Boramimi Special / HOME

笑顔と生きがいを支えるもうひとつの家 コンビニハウス


「また行きたい」の声に励まされて

 台所のテーブルでお茶を飲みながら、お話をうかがっていると、玄関の方であいさつを交わす声が聞こえてきました。 利用者の人がやって来たようです。
 コンビニハウスは会員制。利用者は年間登録料、月会費のほか、外出、入浴など内容に応じて利用料金が必要です。 「補助金はゼロの事業だけど、あたりまえに生きる権利なんだから、最低料金でやりたい。これ以上会費は上げたくないから、 会員を増やすしかない。でも今はいっぱいいっぱい」と大川さん。
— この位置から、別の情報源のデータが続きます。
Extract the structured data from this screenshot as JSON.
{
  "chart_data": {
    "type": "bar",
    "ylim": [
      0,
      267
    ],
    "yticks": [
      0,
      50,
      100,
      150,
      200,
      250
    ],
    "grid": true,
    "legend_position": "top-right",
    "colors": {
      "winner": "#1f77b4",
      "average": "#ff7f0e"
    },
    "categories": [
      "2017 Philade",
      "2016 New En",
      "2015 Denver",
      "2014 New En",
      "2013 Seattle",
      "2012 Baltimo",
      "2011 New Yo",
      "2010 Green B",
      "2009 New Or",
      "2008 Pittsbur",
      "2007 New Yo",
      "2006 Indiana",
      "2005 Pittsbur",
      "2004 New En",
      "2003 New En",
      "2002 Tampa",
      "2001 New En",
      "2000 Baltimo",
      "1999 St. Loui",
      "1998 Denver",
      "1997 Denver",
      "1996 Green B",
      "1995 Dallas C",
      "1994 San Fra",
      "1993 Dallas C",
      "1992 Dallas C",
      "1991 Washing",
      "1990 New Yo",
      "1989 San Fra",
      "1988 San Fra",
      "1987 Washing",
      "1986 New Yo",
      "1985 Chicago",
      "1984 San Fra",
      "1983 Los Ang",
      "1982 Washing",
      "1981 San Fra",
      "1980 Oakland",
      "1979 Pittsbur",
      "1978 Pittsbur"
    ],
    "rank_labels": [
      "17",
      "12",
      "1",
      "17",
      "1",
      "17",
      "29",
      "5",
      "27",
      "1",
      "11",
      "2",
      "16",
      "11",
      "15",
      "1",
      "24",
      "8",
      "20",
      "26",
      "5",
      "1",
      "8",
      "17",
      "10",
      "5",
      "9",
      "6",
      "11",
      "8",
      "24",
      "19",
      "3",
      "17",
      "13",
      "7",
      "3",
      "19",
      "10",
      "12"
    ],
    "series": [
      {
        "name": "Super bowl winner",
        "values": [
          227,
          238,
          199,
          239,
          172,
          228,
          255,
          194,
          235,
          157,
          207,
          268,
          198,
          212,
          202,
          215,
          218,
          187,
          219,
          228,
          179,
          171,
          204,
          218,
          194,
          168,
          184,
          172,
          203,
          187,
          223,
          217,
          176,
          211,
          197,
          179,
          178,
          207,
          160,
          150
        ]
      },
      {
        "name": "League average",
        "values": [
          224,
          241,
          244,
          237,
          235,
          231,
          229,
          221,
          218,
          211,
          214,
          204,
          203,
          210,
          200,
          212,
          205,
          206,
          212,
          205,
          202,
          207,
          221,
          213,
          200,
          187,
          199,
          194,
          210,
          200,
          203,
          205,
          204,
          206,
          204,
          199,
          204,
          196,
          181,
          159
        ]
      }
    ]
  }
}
現在、会員は66名、さらに18名が入会を待っているそうです。
 今から6年前、コンビニハウスがオープンして、会員登録の受付け開始日には、10時の開始時間を待つことなく電話が鳴り始め、 2時間受話器を置く間もなかったそうです。「待ってました!とばかりにたくさんの人がやって来た。大変でしたよ。 でも学生ボランティアがよくやってくれた。もっと障害のことを学ばなければ介助はできないから学習会を開いて欲しいと訴えてきて、 必死でしたね。しばらくして職員が入ったときは、職員がボランティアに習いながらやってたぐらい」と大川さん。 ボランティアの熱意が利用者にも伝わってか、「コンビニハウスに行きたい、今度いつ行けるの」という声は広がっていきました。 最近発行された会報の中に、利用者のこんな声がありました。「・・・お父さんに、グアムとコンビニハウスどっちに行きたい?と聞かれ、 『コンビニハウス!!』と答えると笑っていました。そんなにおかしいかな。・・・」

写真 「この切絵、まりさんがつくったんだよね。今日はこれからショッピングセンターにこの絵を入れる額を買いに出かけます。そうですよね」。介助ボランティアの寺境あさ美さんの問いかけに「うんうん」と大きくうなずきます。


ボランティアに学びの場を

 さて、この日もボランティアさんが何人か来ていました。大学2年生の寺境あさ美さんは、この4月から介助のボランティアをしています。 「最初はどうしていいのかわからなくて緊張しました。利用者さんによって食事介護のしかたも違うので利用者さんに教えてもらいながら やってます。初めは意思疎通がうまくいかなかったけど、だんだん言葉がなくても合図でどうしたいかわかるようになってきた。 それがすごくうれしい」と言います。1対1で向き合い、ひとり一人の生活のペースを知り、それに合せてじっくりゆっくり付き合って いきます。「ここで1日介助して、帰るときに、また来たいって思うんです。毎回、そう思うんです」とあさ美さん。
 大川さんは月に1回、ボランティアのための学びの場を設けています。日本福祉大学の教室を借りて、誰でも参加できる講座を開きます。 介助の学習、意見交換、講師を招いて講演会を開くこともあります。「ボランティアのおかげでコンビニが助かって終わり、じゃなくて、 ボランティア自身が何かを得られる場を提供していきたい」。

写真 「家よりも一生懸命掃除しますよー」と家事ボランティアの角田貴久美さん。